3, 7, 11, 23, 31, 47, 79, 127, 191, 223, 239, 383, 479, 607, 863, 991, 1087, 1151, 1279, 1471, 1663, 2111, 2239, 2687, 2879, 3391, 3583, 3967, 5119, 5503, 6143, 6271, 6911, 7039, 8191, 8447, 8831, 9343.

The largest Proth primes of the second kind can be primality testing use the Lucas–Lehmer–Riesel test.

As of January 2025, PrimeGrid is the leading computing project for searching for Proth primes of the second kind. Its main projects include:

- general Proth prime of the second kind search
- 321 Prime Search (searching for primes of the form $3\times2^n-1$, also called Thabit primes)
- 27121 Prime Search (searching for primes of the form $27\times2^n-1$ and $121\times2^n-1$)
- Woodall prime search (searching for primes of the form $n\times2^n-1$)
- Riesel problem (and their prime and extended generalizations) – searching for primes of the form $k \times 2^n-1$ where k is in this list:
k ∈ {23669, 31859, 38473, 46663, 67117, 74699, 81041, 121889, 129007, 143047, 161669, 206231, 215443, 226153, 234343, 245561, 250027, 315929, 319511, 324011, 325123, 327671, 336839, 342847, 344759, 362609, 363343, 364903, 365159, 368411, 371893, 384539, 386801, 397027, 409753, 444637, 470173, 474491, 477583, 485557, 494743 }

== Uses ==
Small Proth primes (less than 10^{200}) have been used in constructing prime ladders, sequences of prime numbers such that each term is "close" (within about 10^{11}) to the previous one. Such ladders have been used to empirically verify prime-related conjectures. For example, Goldbach's weak conjecture was verified in 2008 up to 8.875 × 10^{30} using prime ladders constructed from Proth primes. (The conjecture was later proved by Harald Helfgott.)

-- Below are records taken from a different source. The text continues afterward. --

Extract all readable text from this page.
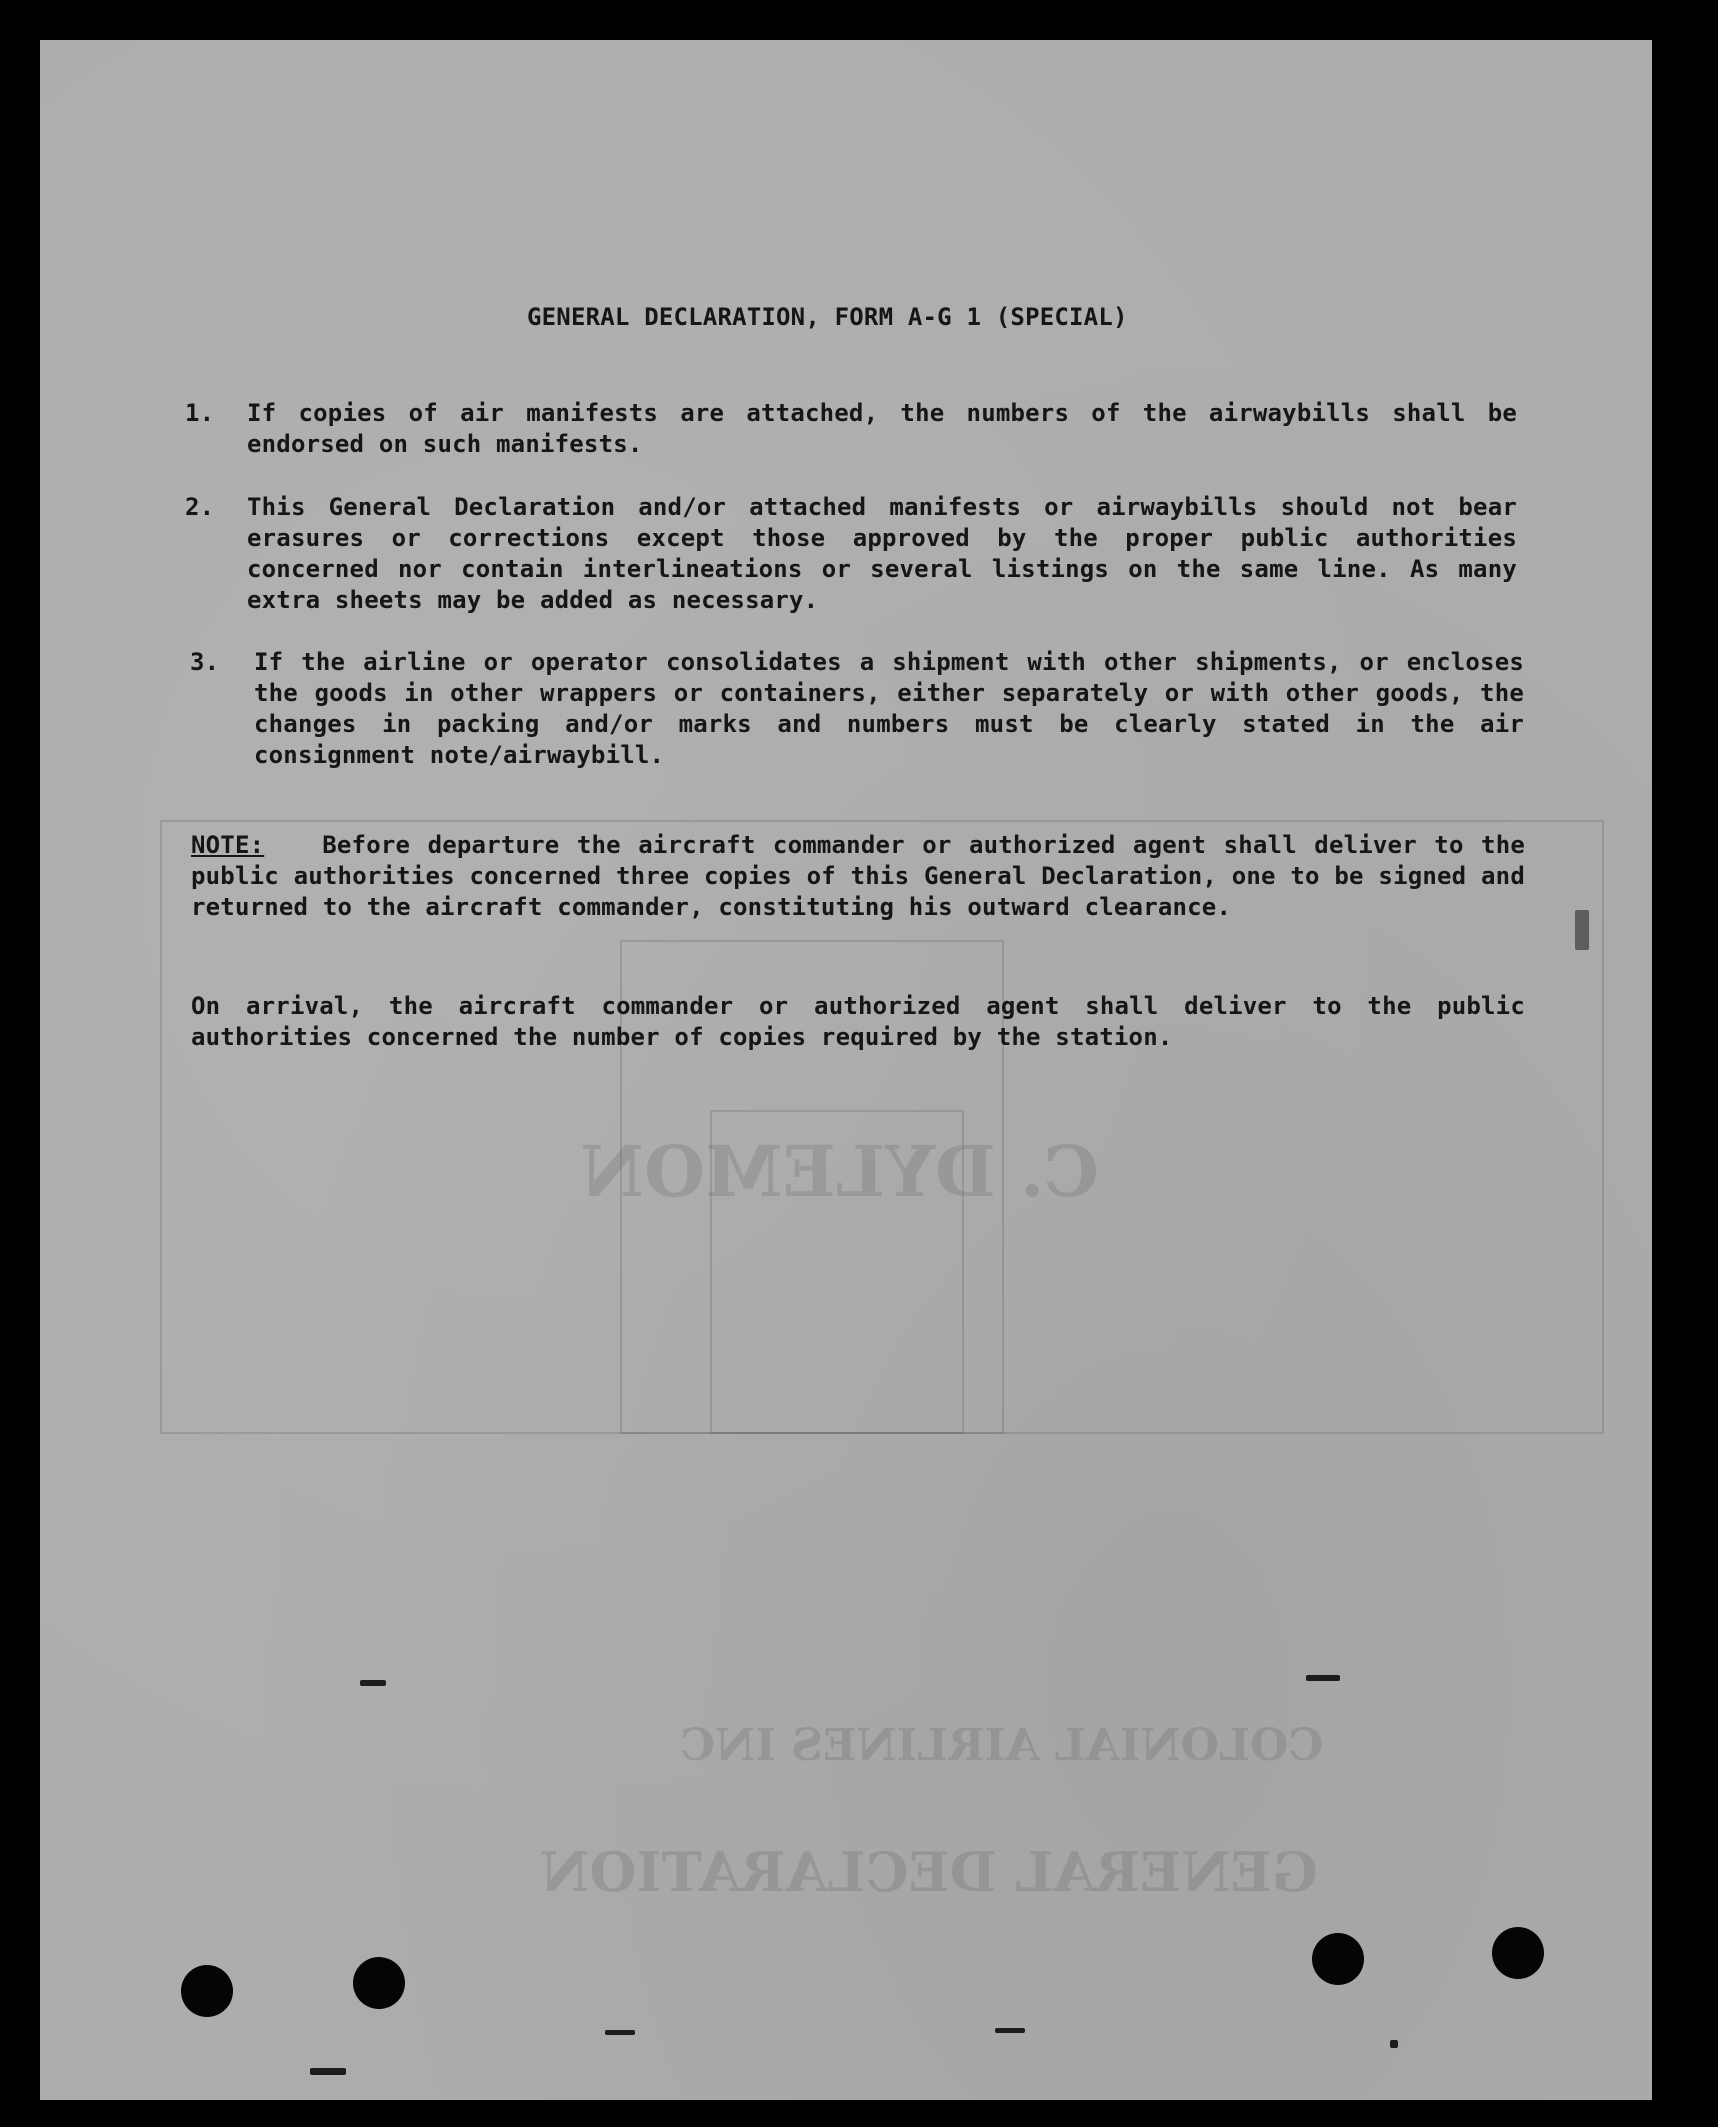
COLONIAL AIRLINES INC
GENERAL DECLARATION
C. DYLEMON
GENERAL DECLARATION, FORM A-G 1 (SPECIAL)
1. If copies of air manifests are attached, the numbers of the airwaybills shall be endorsed on such manifests.
2. This General Declaration and/or attached manifests or airwaybills should not bear erasures or corrections except those approved by the proper public authorities concerned nor contain interlineations or several listings on the same line. As many extra sheets may be added as necessary.
3. If the airline or operator consolidates a shipment with other shipments, or encloses the goods in other wrappers or containers, either separately or with other goods, the changes in packing and/or marks and numbers must be clearly stated in the air consignment note/airwaybill.
NOTE: Before departure the aircraft commander or authorized agent shall deliver to the public authorities concerned three copies of this General Declaration, one to be signed and returned to the aircraft commander, constituting his outward clearance.
On arrival, the aircraft commander or authorized agent shall deliver to the public authorities concerned the number of copies required by the station.
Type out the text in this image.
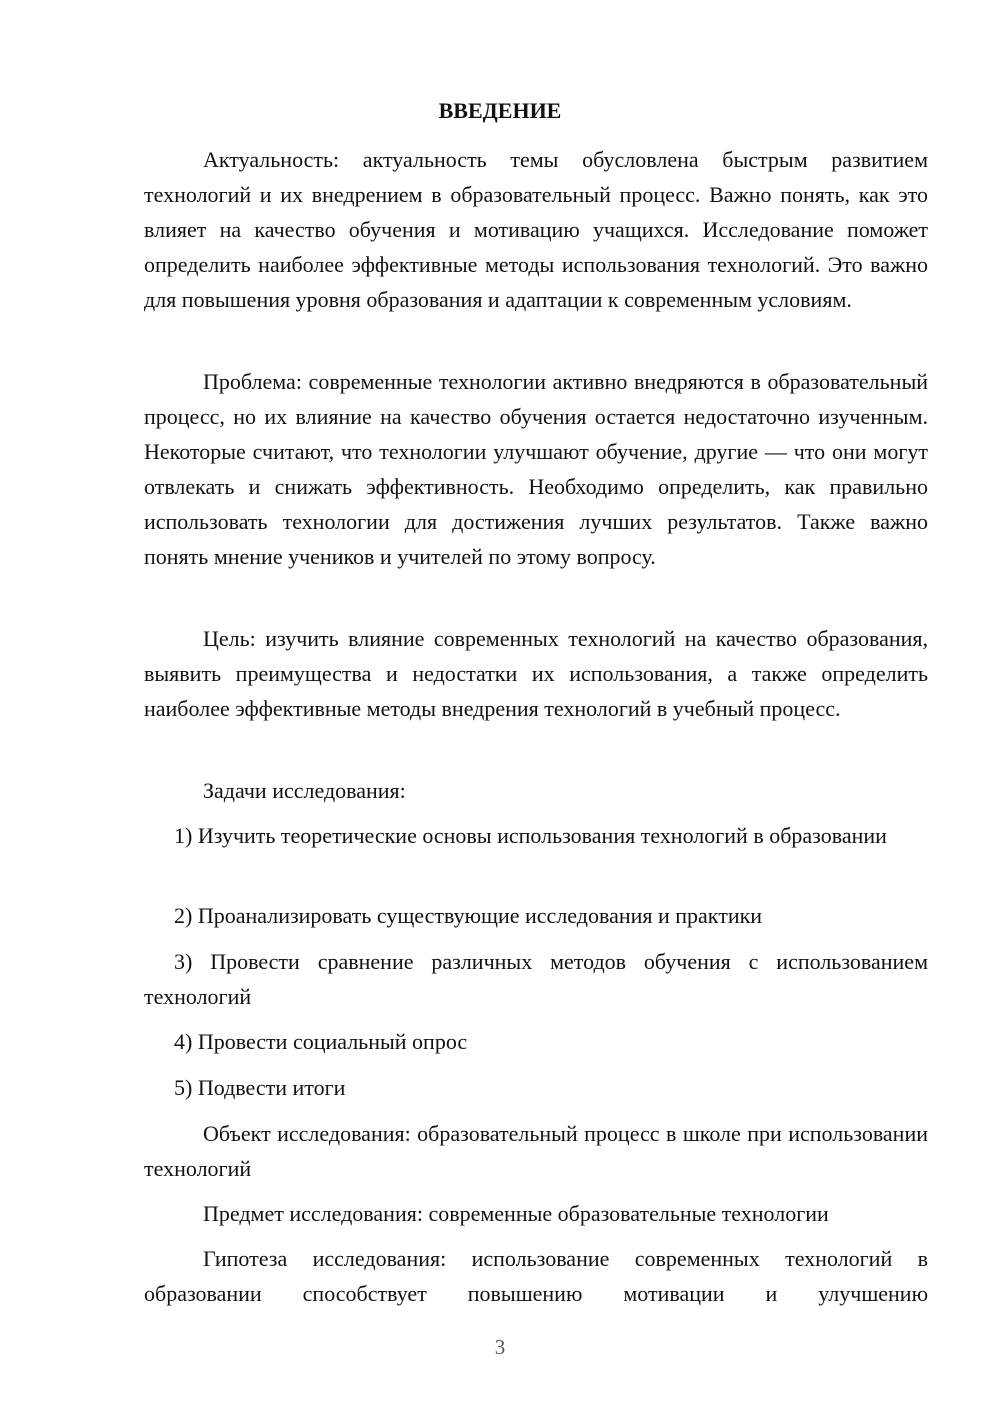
ВВЕДЕНИЕ

Актуальность: актуальность темы обусловлена быстрым развитием технологий и их внедрением в образовательный процесс. Важно понять, как это влияет на качество обучения и мотивацию учащихся. Исследование поможет определить наиболее эффективные методы использования технологий. Это важно для повышения уровня образования и адаптации к современным условиям.

Проблема: современные технологии активно внедряются в образовательный процесс, но их влияние на качество обучения остается недостаточно изученным. Некоторые считают, что технологии улучшают обучение, другие — что они могут отвлекать и снижать эффективность. Необходимо определить, как правильно использовать технологии для достижения лучших результатов. Также важно понять мнение учеников и учителей по этому вопросу.

Цель: изучить влияние современных технологий на качество образования, выявить преимущества и недостатки их использования, а также определить наиболее эффективные методы внедрения технологий в учебный процесс.

Задачи исследования:

1) Изучить теоретические основы использования технологий в образовании

2) Проанализировать существующие исследования и практики

3) Провести сравнение различных методов обучения с использованием технологий

4) Провести социальный опрос

5) Подвести итоги

Объект исследования: образовательный процесс в школе при использовании технологий

Предмет исследования: современные образовательные технологии

Гипотеза исследования: использование современных технологий в образовании способствует повышению мотивации и улучшению

3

Also, Proth primes can optimize den Boer reduction between the Diffie–Hellman problem and the Discrete logarithm problem. The prime number 55 × 2^{286} + 1 has been used in this way.

As Proth primes have simple binary representations, they have also been used in fast modular reduction without the need for pre-computation, for example by Microsoft.